Ibn Rushd (Averroès), « Abrégé du “Mustaṣfā” »

éd. De Gruyter, coll. Corpus philosophorum medii ævi-Scientia græco-arabica, Berlin

Il s’agit du « Muḫtaṣar al-Mustaṣfâ » * d’Ibn Rushd ** (XIIe siècle apr. J.-C.), abrégé du livre de jurisprudence d’al-Ghazâli intitulé « Mustaṣfâ ». De tous les philosophes que l’islam donna à l’Espagne, celui qui laissa le plus de traces dans la mémoire des peuples, grâce à ses savants commentaires des écrits d’Aristote, ce fut Ibn Rushd, également connu sous les noms corrompus d’Averois, Aven-Roez ou Averroès ***. Son Andalousie natale était un coin privilégié du monde, où le goût des sciences et des belles choses avait établi, à partir du Xe siècle, une tolérance dont l’époque moderne peut à peine offrir un exemple. « Chrétiens, juifs, musulmans parlaient la même langue, chantaient les mêmes poésies, participaient aux mêmes études littéraires et scientifiques. Toutes les barrières qui séparent les hommes étaient tombées ; tous travaillaient d’un même accord à l’œuvre de la civilisation commune », dit Renan. Abû Ya‘ḳûb Yûsuf ****, calife de l’Andalousie et contemporain d’Ibn Rushd, fut le prince le plus lettré de son temps. L’illustre philosophe Ibn Thofaïl obtint à sa Cour une grande influence et en profita pour y attirer les savants de tous les pays. Ce fut d’après le vœu exprimé par Yûsuf et sur les instances d’Ibn Thofaïl qu’Ibn Rushd entreprit de commenter Aristote. Jamais ce dernier n’avait reçu de soins aussi étendus et aussi dévoués que ceux que lui prodiguera Ibn Rushd. L’aristotélisme ne sera plus grec, il sera arabe. « Mais la cause fatale qui a étouffé chez les musulmans les plus beaux germes de développement intellectuel, le fanatisme religieux, préparait déjà la ruine [de la philosophie] », dit Renan. Vers la fin du XIIe siècle, l’antipathie des imams et du peuple contre les études rationnelles se déchaîne sur toute la surface du monde musulman. Bientôt il suffira de dire d’un homme : « Un tel travaille à la philosophie ou donne des leçons d’astronomie », pour que les gens du peuple lui appliquent immédiatement le nom d’« impie », de « mécréant », etc. ; et que, si par malheur il persévère, ils le frappent dans la rue ou lui brûlent sa maison.

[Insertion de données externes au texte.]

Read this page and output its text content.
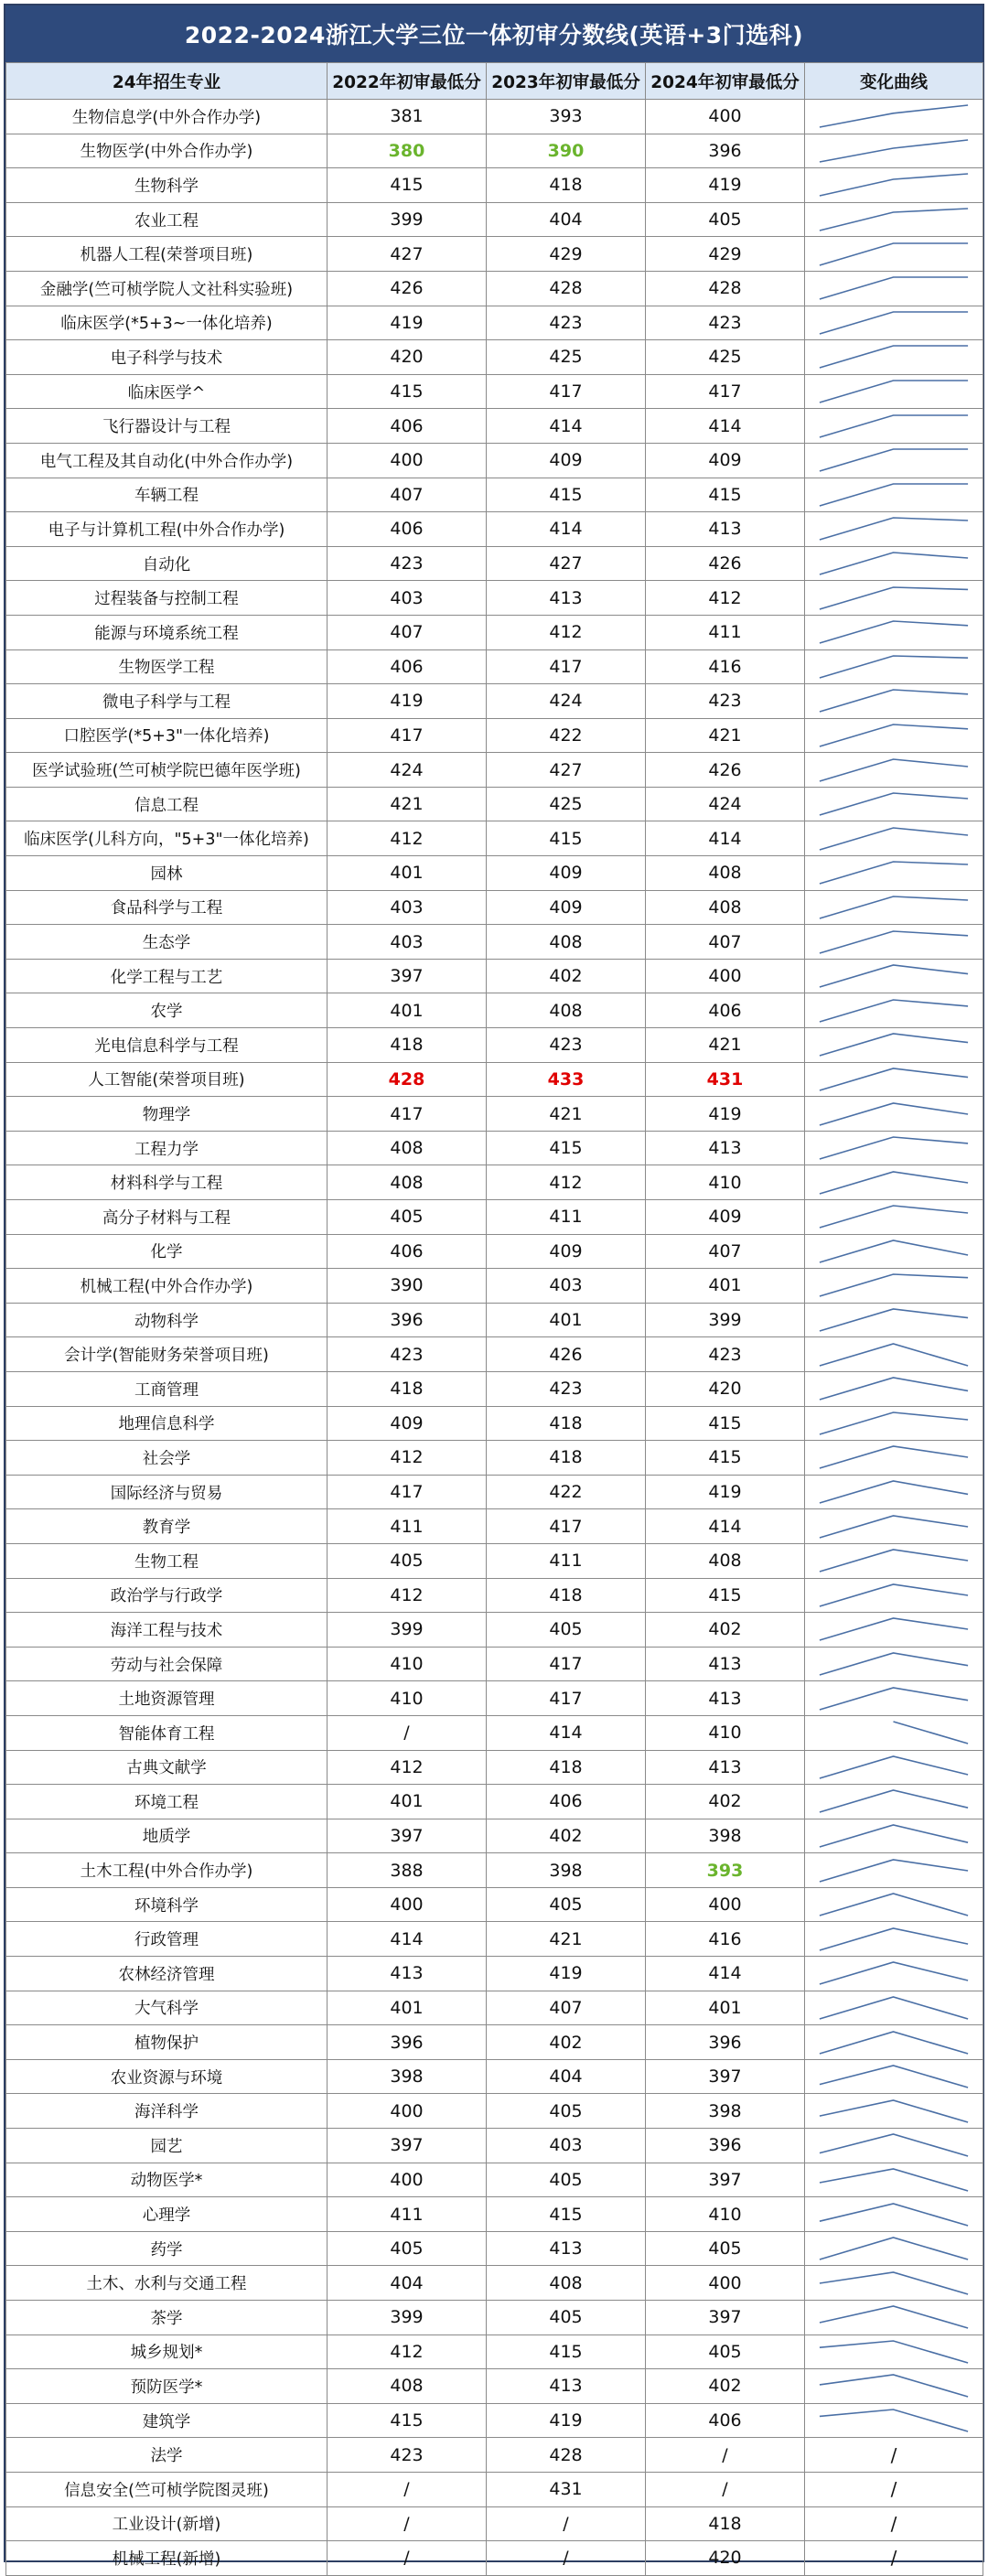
2022-2024浙江大学三位一体初审分数线(英语+3门选科)
24年招生专业	2022年初审最低分	2023年初审最低分	2024年初审最低分	变化曲线
生物信息学(中外合作办学)	381	393	400	

生物医学(中外合作办学)	380	390	396	

生物科学	415	418	419	

农业工程	399	404	405	

机器人工程(荣誉项目班)	427	429	429	

金融学(竺可桢学院人文社科实验班)	426	428	428	

临床医学(*5+3~一体化培养)	419	423	423	

电子科学与技术	420	425	425	

临床医学^	415	417	417	

飞行器设计与工程	406	414	414	

电气工程及其自动化(中外合作办学)	400	409	409	

车辆工程	407	415	415	

电子与计算机工程(中外合作办学)	406	414	413	

自动化	423	427	426	

过程装备与控制工程	403	413	412	

能源与环境系统工程	407	412	411	

生物医学工程	406	417	416	

微电子科学与工程	419	424	423	

口腔医学(*5+3"一体化培养)	417	422	421	

医学试验班(竺可桢学院巴德年医学班)	424	427	426	

信息工程	421	425	424	

临床医学(儿科方向，"5+3"一体化培养)	412	415	414	

园林	401	409	408	

食品科学与工程	403	409	408	

生态学	403	408	407	

化学工程与工艺	397	402	400	

农学	401	408	406	

光电信息科学与工程	418	423	421	

人工智能(荣誉项目班)	428	433	431	

物理学	417	421	419	

工程力学	408	415	413	

材料科学与工程	408	412	410	

高分子材料与工程	405	411	409	

化学	406	409	407	

机械工程(中外合作办学)	390	403	401	

动物科学	396	401	399	

会计学(智能财务荣誉项目班)	423	426	423	

工商管理	418	423	420	

地理信息科学	409	418	415	

社会学	412	418	415	

国际经济与贸易	417	422	419	

教育学	411	417	414	

生物工程	405	411	408	

政治学与行政学	412	418	415	

海洋工程与技术	399	405	402	

劳动与社会保障	410	417	413	

土地资源管理	410	417	413	

智能体育工程	/	414	410	

古典文献学	412	418	413	

环境工程	401	406	402	

地质学	397	402	398	

土木工程(中外合作办学)	388	398	393	

环境科学	400	405	400	

行政管理	414	421	416	

农林经济管理	413	419	414	

大气科学	401	407	401	

植物保护	396	402	396	

农业资源与环境	398	404	397	

海洋科学	400	405	398	

园艺	397	403	396	

动物医学*	400	405	397	

心理学	411	415	410	

药学	405	413	405	

土木、水利与交通工程	404	408	400	

茶学	399	405	397	

城乡规划*	412	415	405	

预防医学*	408	413	402	

建筑学	415	419	406	

法学	423	428	/	/
信息安全(竺可桢学院图灵班)	/	431	/	/
工业设计(新增)	/	/	418	/
机械工程(新增)	/	/	420	/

la religion est l’amie de la philosophie et même « sa sœur de lait »

Après la mort de Yûsuf, l’on verra plus d’une fois les califes eux-mêmes, pour calmer la foule grondante et lui donner des gages, contraints de persécuter les philosophes, les savants, et de faire brûler leurs livres, en monceaux, sur les places publiques de Séville, de Grenade, de Cordoue. « On comprend maintenant », dit Renan, « pourquoi cet Ibn Rushd qui, pendant quatre siècles, a eu chez les juifs et chez les chrétiens une si longue série de disciples, et dont le nom a figuré tant de fois dans la grande bataille de l’esprit humain, n’a point fait école chez ses compatriotes. » Au moment où il écrit l’« Accord de la religion et de la philosophie », Ibn Rushd se tient au bord du gouffre qui s’ouvre entre l’orthodoxie musulmane et le rationalisme grec. Il est, selon ses propres mots, « au comble de la tristesse et de la douleur » à cause des dommages qu’il subit du fait de ceux qui se réclament de la religion. Que fait-il ? Il dit à « ceux qui viendront ensuite » que « le mal qui vient d’un ami est plus pénible que le mal qui vient d’un ennemi ». Il veut dire par là que la religion est l’amie de la philosophie et même « sa sœur de lait », et que le mal qui vient des hommes se réclamant d’elle est, donc, le plus pénible de tous les maux, attendu qu’« elles sont compagnes par nature, amies par essence et par disposition innée ». Mais, se met-il à espérer, Dieu supprimera beaucoup de cette haine et de cette inimitié, par Sa grâce et Sa miséricorde : « Dieu donnera la bonne direction à tous. Il les aidera tous ensemble à L’aimer. Il réunira leurs cœurs [en] Lui ».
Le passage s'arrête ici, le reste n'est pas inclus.